Ich bin mir nicht zu blöd, zum wiederholten Male die Antwort von FIFA-Chef Joseph Blatter auf meine Frage zu veröffentlichen, ob der Sport eine Welt-Anti-Korruptions-Agentur (WACA) nach dem Vorbild der WADA braucht.

[youtube ejdhwWlyJ2w nolink]

Wieder einmal „ermittelt“ also die FIFA-Ethikkommission – diesmal sind es Familienmitglieder aus Nigeria und Neuseeland Tahiti, beim nächsten Mal wieder andere. Die üblichen Verdächtigen.

Strukturell ändert sich ja nichts.

Weshalb ich so frei bin und einen Text mit seinen vielen Verlinkungen hineinkopiere, den ich am 25. Juni 2010 aus Südafrika angeboten habe: Wie sich korrupte Funktionäre im FIFA-Reich des Joseph Blatter mit Millionen frei kaufen.

Das ist gewiss nicht die feine englische Art, eigene Blogbeiträge doppelt zu veröffentlichen. Aber warum nicht? Steter Tropfen höhlt den Stein. Als Hintergrund zur aktuellen Affäre dürfte der Beitrag hilfreich sein. (Ich habe derzeit ohnehin keine Möglichkeit, aktuell zu reagieren, weil ich gerade auf dem Weg zum IOC/ANOC-Gipfel in Acapulco bin, die Qualität der Internetverbindung hier auf dem Airport Mexiko-City lässt auch zu wünschen übrig.)

Etliche Informationen und Zitate lassen sich sehr schön auf den aktuellen Fall herunter brechen. Nochmal: Es geht ums System.

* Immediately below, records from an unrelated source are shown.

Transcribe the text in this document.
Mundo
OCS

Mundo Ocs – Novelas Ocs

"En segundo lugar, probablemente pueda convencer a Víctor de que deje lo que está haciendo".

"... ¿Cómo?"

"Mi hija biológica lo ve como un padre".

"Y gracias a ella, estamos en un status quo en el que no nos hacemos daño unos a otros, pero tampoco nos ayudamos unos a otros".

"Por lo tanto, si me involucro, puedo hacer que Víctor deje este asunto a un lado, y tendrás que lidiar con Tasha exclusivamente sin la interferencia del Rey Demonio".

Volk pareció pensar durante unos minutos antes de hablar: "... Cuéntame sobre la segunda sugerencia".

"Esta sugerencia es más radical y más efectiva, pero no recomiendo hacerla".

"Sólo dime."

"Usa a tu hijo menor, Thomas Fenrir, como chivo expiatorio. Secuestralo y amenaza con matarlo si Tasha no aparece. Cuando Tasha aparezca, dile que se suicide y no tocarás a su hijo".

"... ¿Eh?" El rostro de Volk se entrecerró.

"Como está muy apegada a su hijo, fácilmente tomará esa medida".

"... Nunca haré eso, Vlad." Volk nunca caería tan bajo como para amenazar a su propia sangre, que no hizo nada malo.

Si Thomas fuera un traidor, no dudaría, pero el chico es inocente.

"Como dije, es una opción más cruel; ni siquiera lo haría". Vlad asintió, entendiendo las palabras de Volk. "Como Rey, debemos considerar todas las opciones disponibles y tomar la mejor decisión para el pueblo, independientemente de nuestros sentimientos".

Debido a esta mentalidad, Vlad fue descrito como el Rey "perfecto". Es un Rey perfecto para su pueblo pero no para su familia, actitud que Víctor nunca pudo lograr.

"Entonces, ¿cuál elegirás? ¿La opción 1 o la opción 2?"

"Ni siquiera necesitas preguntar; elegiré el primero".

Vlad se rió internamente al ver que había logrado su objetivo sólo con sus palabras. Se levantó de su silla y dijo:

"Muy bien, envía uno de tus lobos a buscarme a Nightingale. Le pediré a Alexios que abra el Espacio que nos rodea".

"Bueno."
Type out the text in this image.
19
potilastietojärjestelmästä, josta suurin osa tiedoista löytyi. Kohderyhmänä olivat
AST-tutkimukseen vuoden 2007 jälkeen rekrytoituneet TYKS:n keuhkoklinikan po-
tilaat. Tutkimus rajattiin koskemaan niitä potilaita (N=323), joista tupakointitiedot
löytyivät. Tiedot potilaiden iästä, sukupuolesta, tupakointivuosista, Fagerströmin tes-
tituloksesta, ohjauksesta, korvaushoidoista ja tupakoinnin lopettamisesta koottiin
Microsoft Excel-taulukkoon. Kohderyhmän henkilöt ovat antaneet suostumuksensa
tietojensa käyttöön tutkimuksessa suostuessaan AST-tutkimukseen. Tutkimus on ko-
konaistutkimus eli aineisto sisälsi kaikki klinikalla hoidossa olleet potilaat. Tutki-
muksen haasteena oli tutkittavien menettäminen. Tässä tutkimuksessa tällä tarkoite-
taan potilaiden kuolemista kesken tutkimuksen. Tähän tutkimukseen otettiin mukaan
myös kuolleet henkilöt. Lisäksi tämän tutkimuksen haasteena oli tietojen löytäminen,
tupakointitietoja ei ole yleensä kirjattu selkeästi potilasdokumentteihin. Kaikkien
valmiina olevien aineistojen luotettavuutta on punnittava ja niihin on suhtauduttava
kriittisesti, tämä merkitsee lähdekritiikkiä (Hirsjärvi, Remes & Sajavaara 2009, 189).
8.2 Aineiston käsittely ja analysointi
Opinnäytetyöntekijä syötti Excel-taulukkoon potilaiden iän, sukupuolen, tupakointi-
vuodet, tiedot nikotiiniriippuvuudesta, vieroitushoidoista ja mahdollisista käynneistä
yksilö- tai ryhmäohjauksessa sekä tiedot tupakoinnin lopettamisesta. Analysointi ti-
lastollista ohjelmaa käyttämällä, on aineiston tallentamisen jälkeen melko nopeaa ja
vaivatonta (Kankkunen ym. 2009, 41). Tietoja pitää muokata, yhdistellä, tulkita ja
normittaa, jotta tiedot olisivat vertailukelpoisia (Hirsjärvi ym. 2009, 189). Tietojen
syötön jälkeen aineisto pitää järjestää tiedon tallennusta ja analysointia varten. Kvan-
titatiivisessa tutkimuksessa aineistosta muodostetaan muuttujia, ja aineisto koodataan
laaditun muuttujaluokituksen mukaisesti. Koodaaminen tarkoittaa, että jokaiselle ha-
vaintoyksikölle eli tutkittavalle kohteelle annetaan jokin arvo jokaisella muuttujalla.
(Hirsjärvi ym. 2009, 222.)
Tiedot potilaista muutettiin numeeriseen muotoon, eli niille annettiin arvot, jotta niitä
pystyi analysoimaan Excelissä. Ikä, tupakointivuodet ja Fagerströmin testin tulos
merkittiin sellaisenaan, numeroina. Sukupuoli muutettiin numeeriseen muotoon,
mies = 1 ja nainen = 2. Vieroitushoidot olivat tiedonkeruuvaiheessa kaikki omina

Sehr lustig ist der Brief von Blatter an sein Exekutivkomitee:

Sehr geehrte Mitglieder des FIFA-Exekutivkomitees,

ich habe die unangenehme Pflicht, Sie über eine sehr unerfreuliche Situation zu unterrichten, die im Zusammenhang mit der heutigen Veröffentlichung eines Artikels in der Sunday Times unter dem Titel ‚WM-Stimmen zu verkaufen‘ entstanden ist. Die Angaben in diesem Artikel haben einen sehr negativen Einfluss auf die FIFA und den Bewerbungsprozess für die Ausrichtung der FIFA WM-Turniere 2018 und 2022 ausgelöst.

In dem Artikel werden aktuelle und ehemalige Mitglieder des Exekutivkomitees erwähnt. Die FIFA hat als Reaktion darauf die folgende Medienerklärung abgegeben, die ich Ihnen zur Kenntnis bringen möchte: ‚Die FIFA und die Ethik-Kommission der FIFA haben die Bewerbungsprozesse für die Ausrichtung der FIFA WM-Turniere 2018 und 2022 genau verfolgt und werden dies auch weiterhin tun. Die FIFA hat bereits alle Informationen und Dokumente im Zusammenhang mit dieser Angelegenheit angefordert und erwartet den Eingang dieses Materials. Die FIFA wird das gesamte ihr zur Verfügung stehende Material unverzüglich analysieren.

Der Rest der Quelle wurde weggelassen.